Rob85
Rob85

Reputation: 1729

Using GIT source control within a web based development environment

I am currently using GIT with source Tree to manage my source control for a php web system.

My Previous experience with GIT is with a none web based environment and there for I understand the use of branches and remotes etc.

But I am a little confused when it comes to setting this up for web development.

Scenario.

I have a live subdomain
live.mysite.com

I have a dev subdomain
dev.mysite.com

I create branches off the dev site for stories. staff checkout the story branches from the dev site, complete and commit.
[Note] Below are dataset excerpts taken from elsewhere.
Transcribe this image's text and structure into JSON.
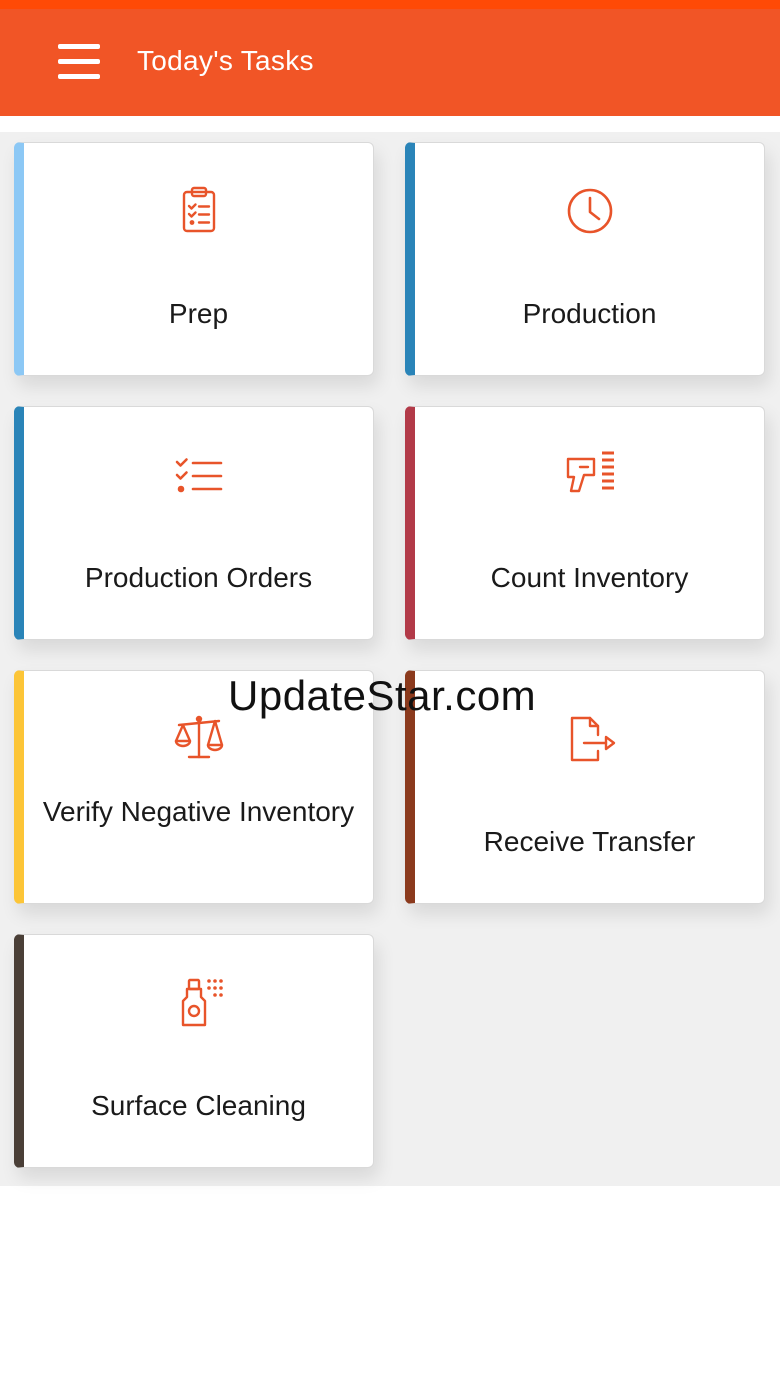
{
  "header": {
    "title": "Today's Tasks",
    "menu_icon": "hamburger-menu-icon"
  },
  "colors": {
    "status_bar": "#ff4a06",
    "app_bar": "#f15526",
    "icon": "#e8542a",
    "grid_bg": "#f0f0f0"
  },
  "tiles": [
    {
      "label": "Prep",
      "icon": "clipboard-checklist-icon",
      "accent": "#8cc8f5"
    },
    {
      "label": "Production",
      "icon": "clock-icon",
      "accent": "#2a84b8"
    },
    {
      "label": "Production Orders",
      "icon": "checklist-icon",
      "accent": "#2a84b8"
    },
    {
      "label": "Count Inventory",
      "icon": "barcode-scanner-icon",
      "accent": "#b23a48"
    },
    {
      "label": "Verify Negative Inventory",
      "icon": "balance-scale-icon",
      "accent": "#fcc537"
    },
    {
      "label": "Receive Transfer",
      "icon": "document-transfer-icon",
      "accent": "#8b3a1d"
    },
    {
      "label": "Surface Cleaning",
      "icon": "spray-bottle-icon",
      "accent": "#4a3f37"
    }
  ],
  "watermark": "UpdateStar.com"
}
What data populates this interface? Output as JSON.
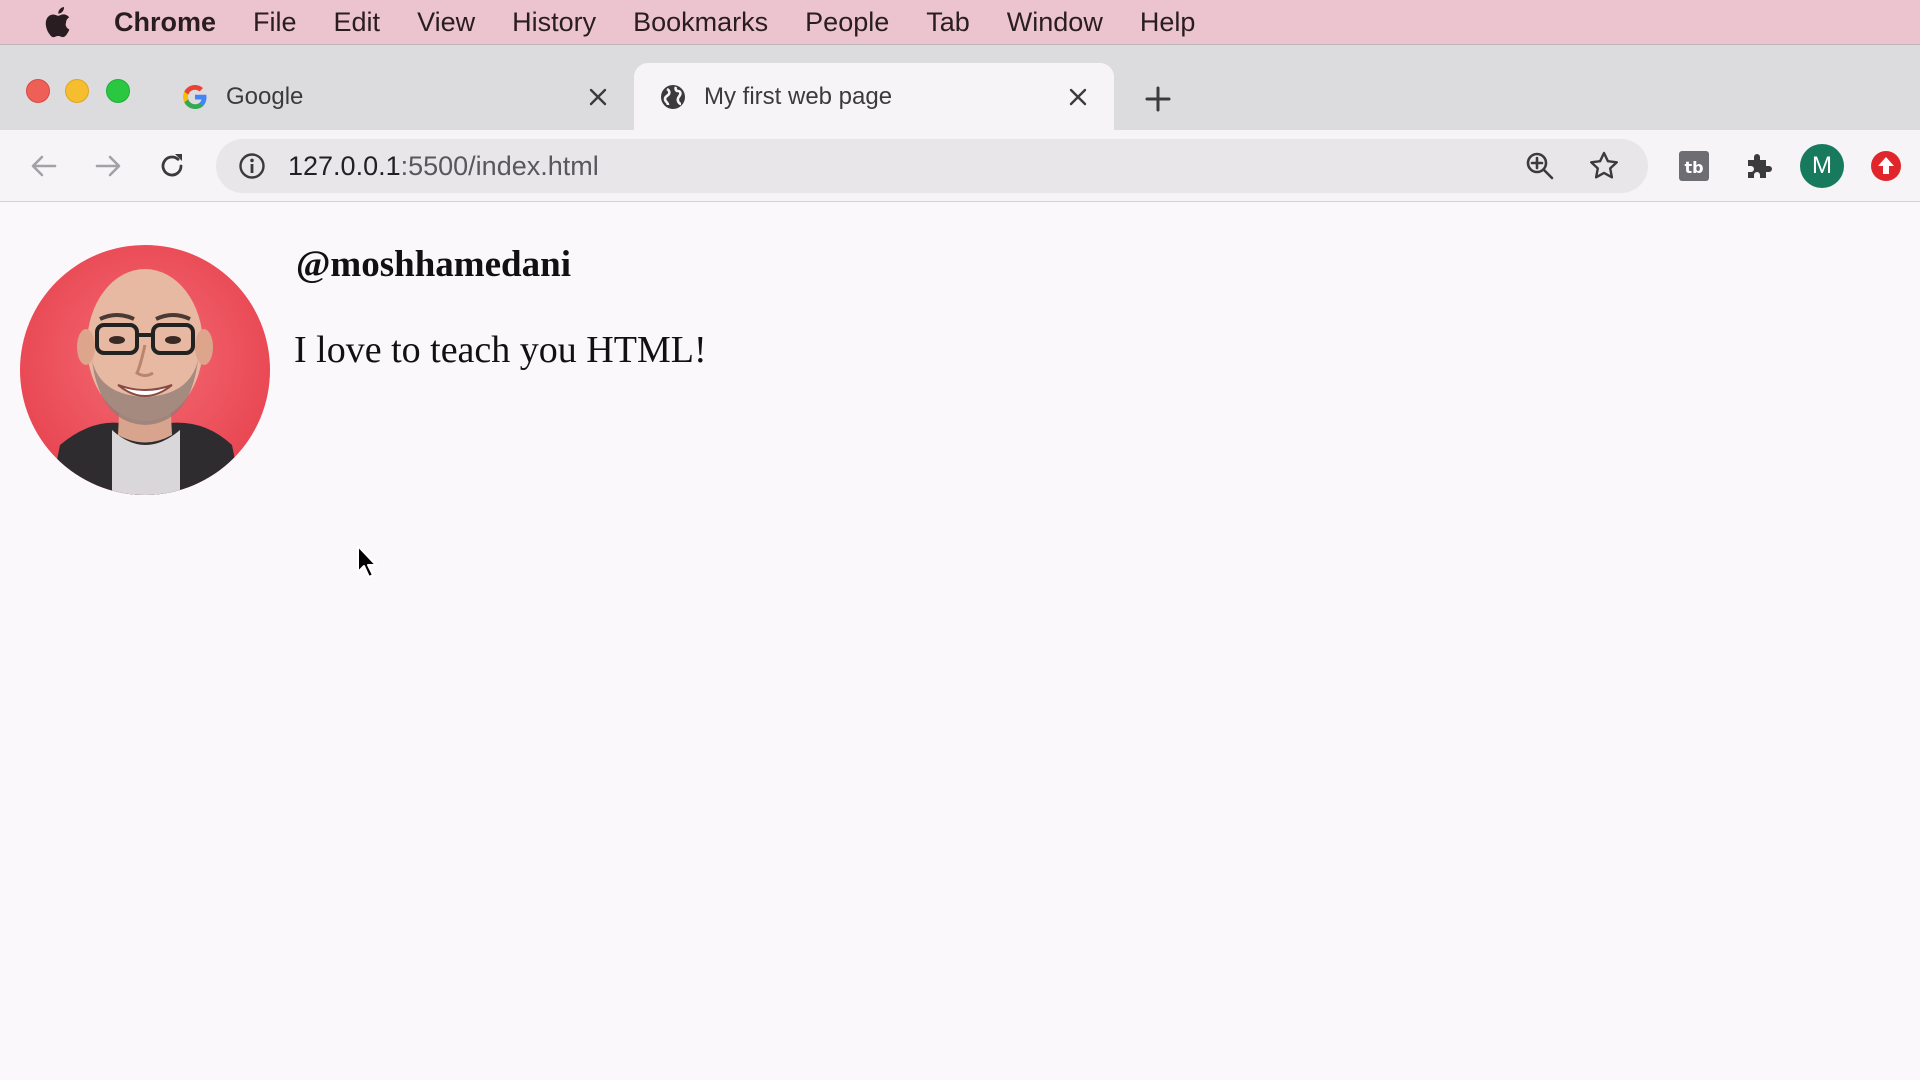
{
  "menubar": {
    "items": [
      "Chrome",
      "File",
      "Edit",
      "View",
      "History",
      "Bookmarks",
      "People",
      "Tab",
      "Window",
      "Help"
    ],
    "background": "#ecc4cf"
  },
  "tabs": [
    {
      "title": "Google",
      "icon": "google-g-icon",
      "active": false
    },
    {
      "title": "My first web page",
      "icon": "globe-icon",
      "active": true
    }
  ],
  "toolbar": {
    "url_host": "127.0.0.1",
    "url_rest": ":5500/index.html",
    "avatar_letter": "M",
    "avatar_color": "#177a5c"
  },
  "page": {
    "username": "@moshhamedani",
    "bio": "I love to teach you HTML!"
  }
}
Each story is then checked out by a tester and tested, once completed the story is merged to the dev master and eventually dev is merged with live.

This is a very broad overview and my confusion comes with the domains. lets say i have 10 staff members. They will need to view there changes as they do them the same with any development. Using the above method wouldnt work because all staff members would be deploying to the dev site.

To get round this i have been creating a subdomain for each staff member.

rob.mysite.com

dave.mysite.com

Now the staff can each work on there own domain independently and push to different remotes when needed. i.e

make changes on rob.mysite.com push rob to dev push dev to live etc

Although this sort of works i feel it is not correct.

It almost breaks the whole point of branches as all staff would be branching from there own repository.

Is this correct and am I just a few steps short or am I completely off?

Upvotes: 1

Views: 73

Answers (1)

AmShaegar
AmShaegar

Reputation: 1539

First of all, it sounds like staff members need a local development environment. Developers should not need to push any changes to test them. This slows down development a lot.

A common workflow could look like this:

  1. Select stories to work on.
  2. Develop your feature.
    1. Optionally, create a branch for it, which is based on the master or development branch. The so called feature branch. Technically, if a developer commits locally, this already is a branch.
    2. Optionally, push changes to a remote copy of the feature branch whenever you like to have a backup of your work.
  3. Check if your changes work in a local development environment and run the tests.
  4. If tests are green merge the feature branch into master/development branch.
  5. Deploy master/development to the staging environment and have testers test it.
  6. If tests are good merge master into live and deploy to live.

You might have noticed that this is not much different to your approach. You will have all changes in one single staging environment. However, this is a good thing. You will recognise incompatibilities between features there, not in live.

I would like to recommend learning more about Continuous Integration and Continuous Delivery.